Mike Golding has developed a multimedia practice through artworks that challenge photographic realism. His work is concerned with our relationship to the past creating and reworking photographs of historical sites and extant photographic material. In doing so Golding undermines the certainty of what was photographed by manipulating, removing, replacing and animating objects.
Photographic realism is related to social, political and psychological formation. The indexicality of the photographic image and its association with truth has been key within realist practices, and also plays a role in how we think of the past, being seen as proof and remembrance in both the official archive and the family album.
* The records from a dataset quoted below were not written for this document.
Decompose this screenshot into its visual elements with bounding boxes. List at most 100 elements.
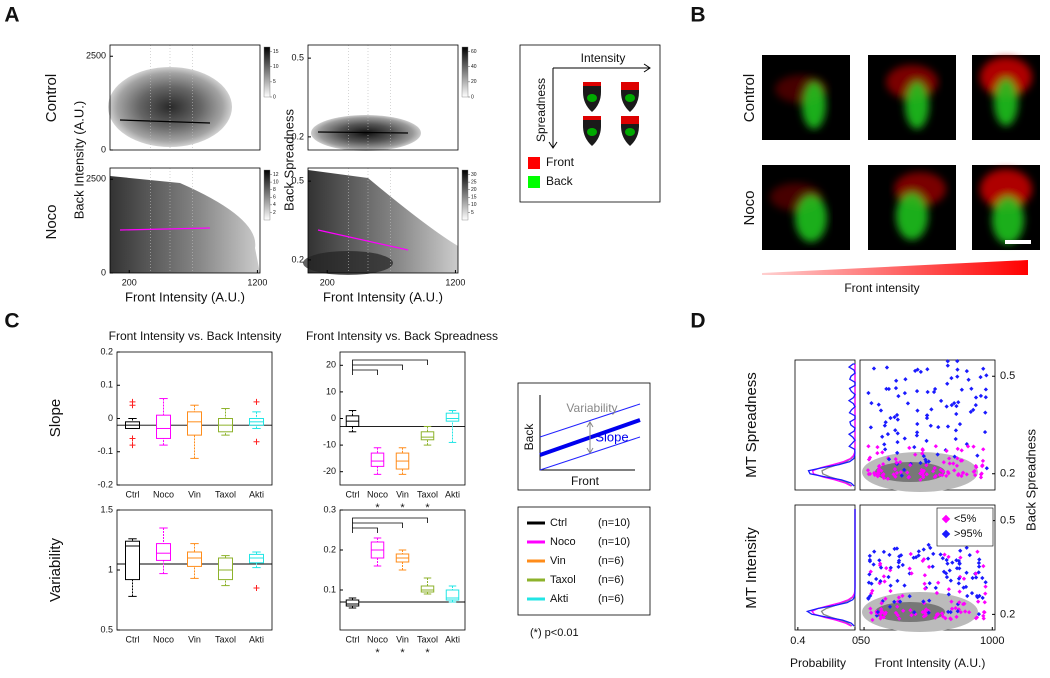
scatter-point bbox=[932, 386, 938, 392]
scatter-point bbox=[973, 616, 979, 621]
scatter-point bbox=[955, 374, 960, 379]
bracket bbox=[352, 359, 428, 365]
scatter-point bbox=[975, 453, 980, 458]
scatter-point bbox=[983, 395, 988, 400]
back-signal bbox=[992, 196, 1024, 244]
x-tick-label: 200 bbox=[320, 277, 335, 287]
scatter-point bbox=[892, 466, 898, 472]
scatter-point bbox=[955, 446, 960, 452]
colorbar-label: 10 bbox=[273, 179, 279, 185]
scatter-point bbox=[895, 613, 900, 618]
scatter-point bbox=[924, 607, 929, 612]
scatter-point bbox=[900, 562, 905, 568]
x-tick-label: Ctrl bbox=[126, 489, 140, 499]
scatter-point bbox=[965, 444, 971, 449]
x-tick-label: Ctrl bbox=[346, 634, 360, 644]
bracket bbox=[352, 364, 403, 370]
scatter-point bbox=[895, 604, 900, 609]
scatter-point bbox=[936, 580, 941, 585]
scatter-point bbox=[953, 428, 959, 433]
scatter-point bbox=[955, 456, 960, 461]
scatter-point bbox=[895, 431, 900, 436]
scatter-point bbox=[921, 547, 926, 552]
probability-curve bbox=[811, 364, 856, 487]
x-tick-label: Akti bbox=[249, 489, 264, 499]
scatter-point bbox=[868, 606, 873, 611]
scatter-point bbox=[925, 367, 930, 372]
legend-n: (n=6) bbox=[598, 593, 624, 605]
scatter-point bbox=[958, 555, 963, 560]
scatter-point bbox=[953, 605, 958, 611]
scatter-point bbox=[921, 454, 926, 459]
scatter-point bbox=[885, 476, 891, 481]
scatter-point bbox=[885, 432, 891, 437]
y-tick-label: 0 bbox=[331, 413, 336, 423]
cell bbox=[770, 183, 827, 242]
scatter-point bbox=[912, 444, 917, 450]
scatter-point bbox=[883, 596, 888, 601]
x-axis-label: Front Intensity (A.U.) bbox=[125, 289, 245, 304]
legend-n: (n=6) bbox=[598, 555, 624, 567]
scatter-point bbox=[984, 373, 989, 378]
scatter-point bbox=[905, 401, 911, 406]
box bbox=[420, 431, 435, 441]
scatter-point bbox=[909, 571, 914, 576]
scatter-point bbox=[983, 591, 988, 596]
scatter-point bbox=[973, 403, 978, 408]
scatter-point bbox=[965, 593, 970, 599]
outlier bbox=[253, 438, 260, 445]
scatter-point bbox=[977, 593, 982, 598]
legend-label: <5% bbox=[954, 513, 977, 525]
scatter-point bbox=[881, 475, 887, 481]
x-tick-label: 200 bbox=[122, 277, 137, 287]
scatter-point bbox=[974, 465, 979, 470]
scatter-point bbox=[932, 465, 937, 471]
scatter-point bbox=[921, 475, 926, 480]
scatter-point bbox=[964, 545, 969, 550]
row-label: Control bbox=[741, 74, 758, 122]
scatter-point bbox=[929, 407, 934, 412]
x-tick-label: Vin bbox=[188, 634, 201, 644]
box bbox=[187, 411, 202, 436]
density bbox=[875, 462, 945, 482]
scatter-point bbox=[868, 569, 873, 574]
scatter-point bbox=[931, 551, 936, 556]
scatter-point bbox=[924, 438, 929, 444]
plot-frame bbox=[339, 509, 466, 631]
bracket bbox=[352, 517, 428, 523]
scatter-point bbox=[871, 562, 876, 567]
density-map bbox=[108, 67, 232, 147]
density bbox=[303, 251, 393, 275]
box bbox=[249, 553, 264, 564]
legend-n: (n=6) bbox=[598, 574, 624, 586]
scatter-point bbox=[883, 420, 888, 425]
scatter-point bbox=[957, 561, 962, 567]
scatter-point bbox=[926, 610, 931, 615]
box bbox=[187, 551, 202, 567]
scatter-point bbox=[949, 599, 954, 604]
scatter-point bbox=[946, 554, 951, 560]
colorbar-label: 10 bbox=[471, 202, 477, 208]
significance-mark: * bbox=[375, 502, 380, 514]
legend-label: Vin bbox=[550, 555, 566, 567]
y-tick-label: 10 bbox=[326, 386, 336, 396]
outlier bbox=[253, 398, 260, 405]
column-title: Front Intensity vs. Back Spreadness bbox=[306, 329, 498, 343]
scatter-point bbox=[956, 576, 962, 581]
x-tick-label: Noco bbox=[153, 634, 174, 644]
front-signal bbox=[980, 57, 1032, 97]
scatter-point bbox=[940, 614, 946, 619]
scatter-point bbox=[933, 444, 938, 449]
scatter-point bbox=[924, 416, 930, 421]
x-tick-label: 1200 bbox=[445, 277, 465, 287]
scatter-point bbox=[953, 436, 958, 442]
row-label: Control bbox=[43, 74, 60, 122]
y2-tick-label: 0.2 bbox=[1000, 468, 1015, 480]
scatter-point bbox=[948, 609, 953, 615]
scatter-point bbox=[898, 553, 904, 558]
scatter-point bbox=[926, 459, 931, 464]
scatter-point bbox=[895, 578, 900, 583]
y-tick-label: 0.1 bbox=[323, 584, 336, 594]
probability-curve bbox=[820, 509, 856, 627]
scatter-point bbox=[878, 565, 884, 570]
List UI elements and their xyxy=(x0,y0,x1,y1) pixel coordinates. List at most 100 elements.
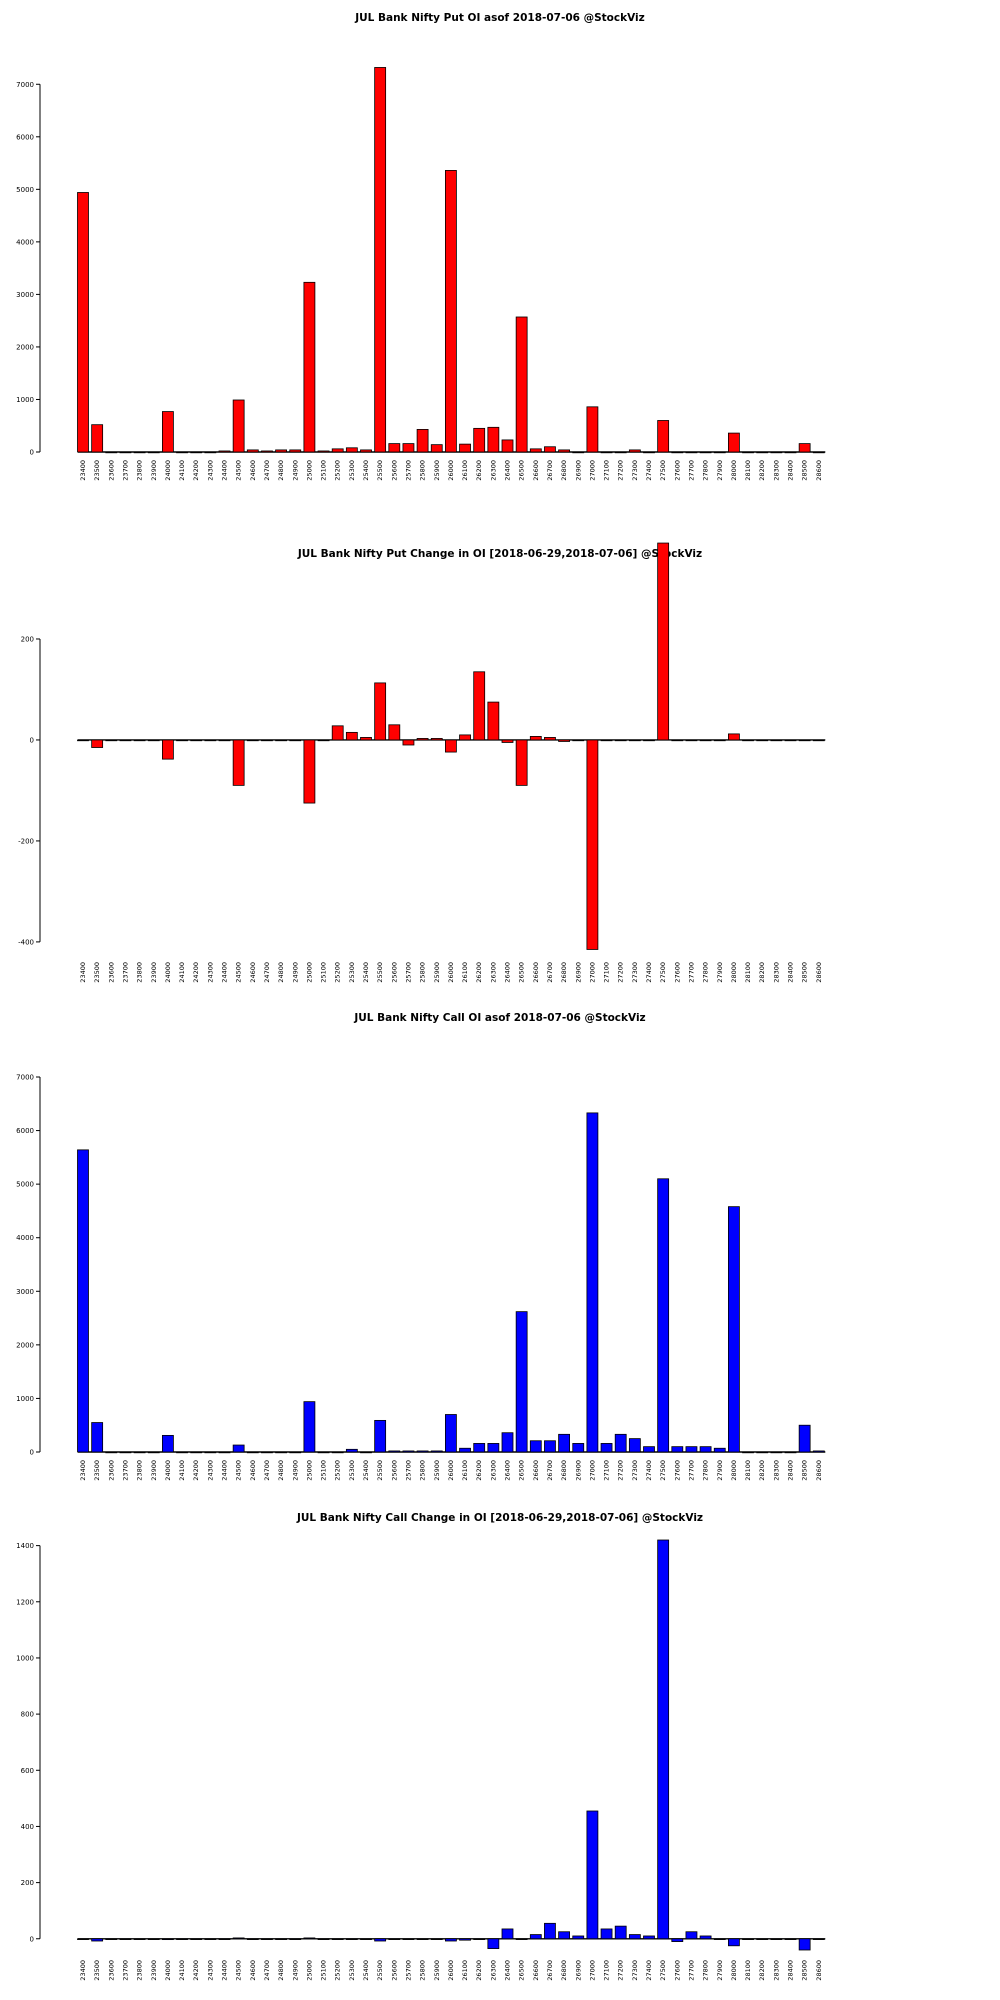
x-tick-label: 26700 xyxy=(546,460,554,481)
bar-25900 xyxy=(430,1938,443,1940)
bar-26300 xyxy=(487,1938,500,1949)
bar-26200 xyxy=(473,1938,486,1940)
x-tick-label: 23800 xyxy=(136,1460,144,1481)
x-tick-label: 28200 xyxy=(758,1460,766,1481)
x-tick-label: 25700 xyxy=(404,962,412,983)
bar-23600 xyxy=(105,451,118,454)
x-tick-label: 25300 xyxy=(348,460,356,481)
x-tick-label: 26600 xyxy=(532,1960,540,1981)
y-tick-label: 5000 xyxy=(16,186,34,194)
x-tick-label: 25200 xyxy=(334,1460,342,1481)
bar-24300 xyxy=(204,1938,217,1940)
bar-25300 xyxy=(345,447,358,453)
y-tick-label: 3000 xyxy=(16,291,34,299)
bar-25600 xyxy=(388,1450,401,1453)
bar-27400 xyxy=(643,1446,655,1453)
x-tick-label: 26500 xyxy=(518,962,526,983)
x-tick-label: 24900 xyxy=(291,460,299,481)
bar-25400 xyxy=(360,1938,372,1940)
x-tick-label: 23700 xyxy=(121,962,129,983)
x-tick-label: 25400 xyxy=(362,1960,370,1981)
x-tick-label: 23400 xyxy=(79,962,87,983)
x-tick-label: 26900 xyxy=(574,1460,582,1481)
bar-25200 xyxy=(331,1451,344,1454)
bar-26600 xyxy=(529,1934,542,1940)
y-tick-label: 6000 xyxy=(16,1127,34,1135)
bar-24900 xyxy=(289,1451,302,1454)
x-tick-label: 24500 xyxy=(235,1960,243,1981)
bar-27900 xyxy=(713,739,726,742)
x-tick-label: 25200 xyxy=(334,1960,342,1981)
bar-26600 xyxy=(529,1440,542,1453)
bar-25000 xyxy=(303,739,316,804)
bar-27800 xyxy=(699,1446,712,1453)
x-tick-label: 23600 xyxy=(107,1960,115,1981)
x-tick-label: 27200 xyxy=(617,1460,625,1481)
x-tick-label: 27800 xyxy=(702,1460,710,1481)
bar-28500 xyxy=(798,1424,811,1453)
x-tick-label: 28100 xyxy=(744,962,752,983)
bar-26900 xyxy=(572,1935,585,1940)
x-tick-label: 23600 xyxy=(107,962,115,983)
x-tick-label: 28600 xyxy=(815,1460,823,1481)
x-tick-label: 26300 xyxy=(489,460,497,481)
bar-26000 xyxy=(444,1414,457,1453)
x-tick-label: 24500 xyxy=(235,460,243,481)
y-tick-label: 1200 xyxy=(16,1598,34,1606)
x-tick-label: 27400 xyxy=(645,1960,653,1981)
bar-23700 xyxy=(119,1451,132,1454)
x-tick-label: 27900 xyxy=(716,460,724,481)
x-tick-label: 26600 xyxy=(532,460,540,481)
x-tick-label: 27200 xyxy=(617,962,625,983)
bar-26900 xyxy=(572,451,585,454)
x-tick-label: 25500 xyxy=(376,1960,384,1981)
bar-26600 xyxy=(529,736,542,741)
bar-25000 xyxy=(303,1937,316,1940)
bar-28500 xyxy=(798,1938,811,1951)
bar-23400 xyxy=(77,1938,89,1940)
bar-27500 xyxy=(657,542,670,741)
x-tick-label: 28000 xyxy=(730,1460,738,1481)
x-tick-label: 25000 xyxy=(305,460,313,481)
x-tick-label: 25200 xyxy=(334,962,342,983)
x-tick-label: 28600 xyxy=(815,1960,823,1981)
bar-24800 xyxy=(275,449,288,453)
x-tick-label: 26800 xyxy=(560,460,568,481)
x-tick-label: 24500 xyxy=(235,1460,243,1481)
x-tick-label: 26000 xyxy=(447,1460,455,1481)
bar-28600 xyxy=(812,451,825,454)
bar-24400 xyxy=(218,1451,231,1454)
bar-28200 xyxy=(756,1938,769,1940)
bar-26500 xyxy=(515,1311,528,1453)
bar-27400 xyxy=(643,451,655,454)
x-tick-label: 27700 xyxy=(687,1960,695,1981)
bar-27100 xyxy=(600,739,613,742)
x-tick-label: 27200 xyxy=(617,460,625,481)
bar-27700 xyxy=(685,1446,698,1453)
bar-24900 xyxy=(289,739,302,742)
bar-26400 xyxy=(501,1928,514,1940)
x-tick-label: 24200 xyxy=(192,962,200,983)
bar-25800 xyxy=(416,429,429,453)
x-tick-label: 28400 xyxy=(787,1460,795,1481)
chart-title: JUL Bank Nifty Put Change in OI [2018-06… xyxy=(297,548,702,560)
y-tick-label: 1400 xyxy=(16,1542,34,1550)
x-tick-label: 27100 xyxy=(603,460,611,481)
x-tick-label: 25100 xyxy=(320,1960,328,1981)
x-tick-label: 27400 xyxy=(645,460,653,481)
x-tick-label: 24100 xyxy=(178,460,186,481)
x-tick-label: 26200 xyxy=(475,1460,483,1481)
y-tick-label: 0 xyxy=(30,1449,34,1457)
bar-24900 xyxy=(289,1938,302,1940)
y-tick-label: 0 xyxy=(30,1935,34,1943)
bar-28300 xyxy=(770,451,783,454)
x-tick-label: 26000 xyxy=(447,1960,455,1981)
bar-28400 xyxy=(784,451,797,454)
x-tick-label: 25800 xyxy=(419,1960,427,1981)
x-tick-label: 25100 xyxy=(320,460,328,481)
bar-26100 xyxy=(459,734,471,741)
x-tick-label: 26000 xyxy=(447,962,455,983)
x-tick-label: 25700 xyxy=(404,1960,412,1981)
x-tick-label: 24300 xyxy=(206,1960,214,1981)
bar-26500 xyxy=(515,739,528,786)
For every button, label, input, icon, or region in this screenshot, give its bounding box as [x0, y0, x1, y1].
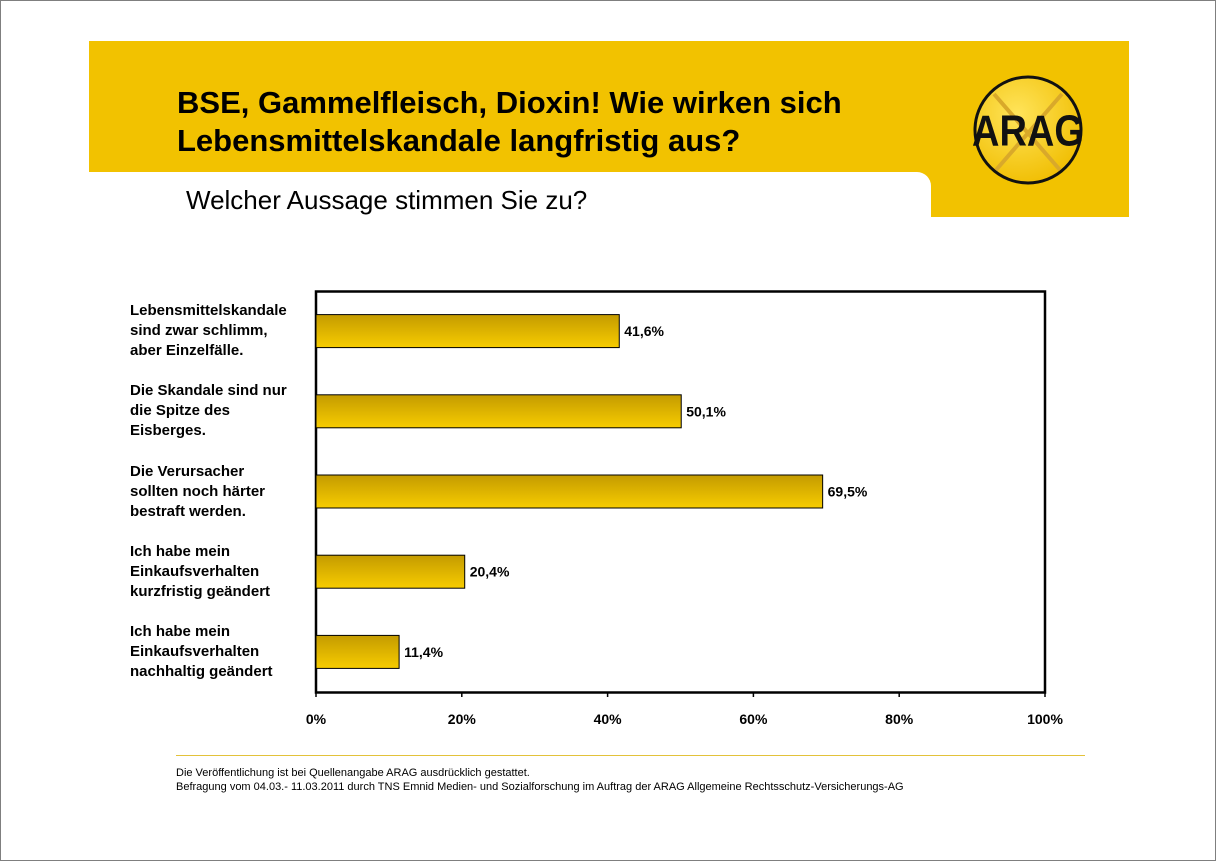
bar — [315, 474, 824, 509]
svg-text:ARAG: ARAG — [972, 106, 1084, 155]
category-label: Die Verursacher sollten noch härter bestra… — [130, 462, 266, 520]
x-tick-label: 60% — [739, 711, 768, 727]
x-tick-label: 40% — [594, 711, 623, 727]
data-label: 50,1% — [686, 403, 726, 419]
arag-logo: ARAG — [972, 75, 1084, 185]
bar — [315, 634, 400, 669]
category-label: Ich habe mein Einkaufsverhalten kurzfristi… — [130, 542, 271, 600]
page-subtitle: Welcher Aussage stimmen Sie zu? — [186, 185, 588, 215]
x-tick-label: 20% — [448, 711, 477, 727]
category-label: Ich habe mein Einkaufsverhalten nachhaltig… — [130, 622, 273, 680]
data-label: 69,5% — [828, 484, 868, 500]
header-notch — [89, 172, 931, 218]
data-label: 41,6% — [624, 323, 664, 339]
x-tick-label: 100% — [1027, 711, 1063, 727]
bar — [315, 554, 466, 589]
footer-note: Die Veröffentlichung ist bei Quellenanga… — [176, 767, 530, 779]
title-line-2: Lebensmittelskandale langfristig aus? — [177, 123, 741, 158]
bar — [315, 394, 682, 429]
category-label: Die Skandale sind nur die Spitze des Eisbe… — [130, 382, 287, 440]
data-label: 11,4% — [404, 644, 443, 660]
footer-divider — [176, 755, 1085, 756]
category-label: Lebensmittelskandale sind zwar schlimm, ab… — [130, 302, 287, 360]
x-tick-label: 80% — [885, 711, 914, 727]
x-tick-label: 0% — [306, 711, 327, 727]
page-title: BSE, Gammelfleisch, Dioxin! Wie wirken s… — [177, 84, 842, 160]
footer-source: Befragung vom 04.03.- 11.03.2011 durch T… — [176, 781, 904, 793]
bar — [315, 314, 620, 349]
title-line-1: BSE, Gammelfleisch, Dioxin! Wie wirken s… — [177, 85, 842, 120]
data-label: 20,4% — [470, 564, 510, 580]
What we consider to be the proof of the past, be it site, artefact or photograph, has been reworked through the application of digital technologies to the photographic image. In this way, the past has been metaphorically re-imagined, a strategy that subverts both official histories and personal memory. For his solo show at the Digital Arts Gallery Golding presenting four key works:
Thin Air 2005. Golding photographed mirrors in a variety of historic English houses and then digitally removed his reflection - effectively rendering the camera and photographer invisible and erasing their viewpoint.
Cabinet 2003. is a 10 monitor video installation. Objects on display at Wallington historic house were moved and animated to disrupt and undermine their authority as “proof” of history or status.
Mimic 2006-07. In Mimic, Golding creates alternative narratives from the material of the past by altering negatives taken by his father in the 1960’s. Golding digitally substitutes the faces of women his father photographed for his own portrait as a boy.
Signal 2006. is a digitally altered photograph of Golding’s father, aged 18, in his army uniform. The image is accompanied by an audio track taken from a found recording of his father’s voice.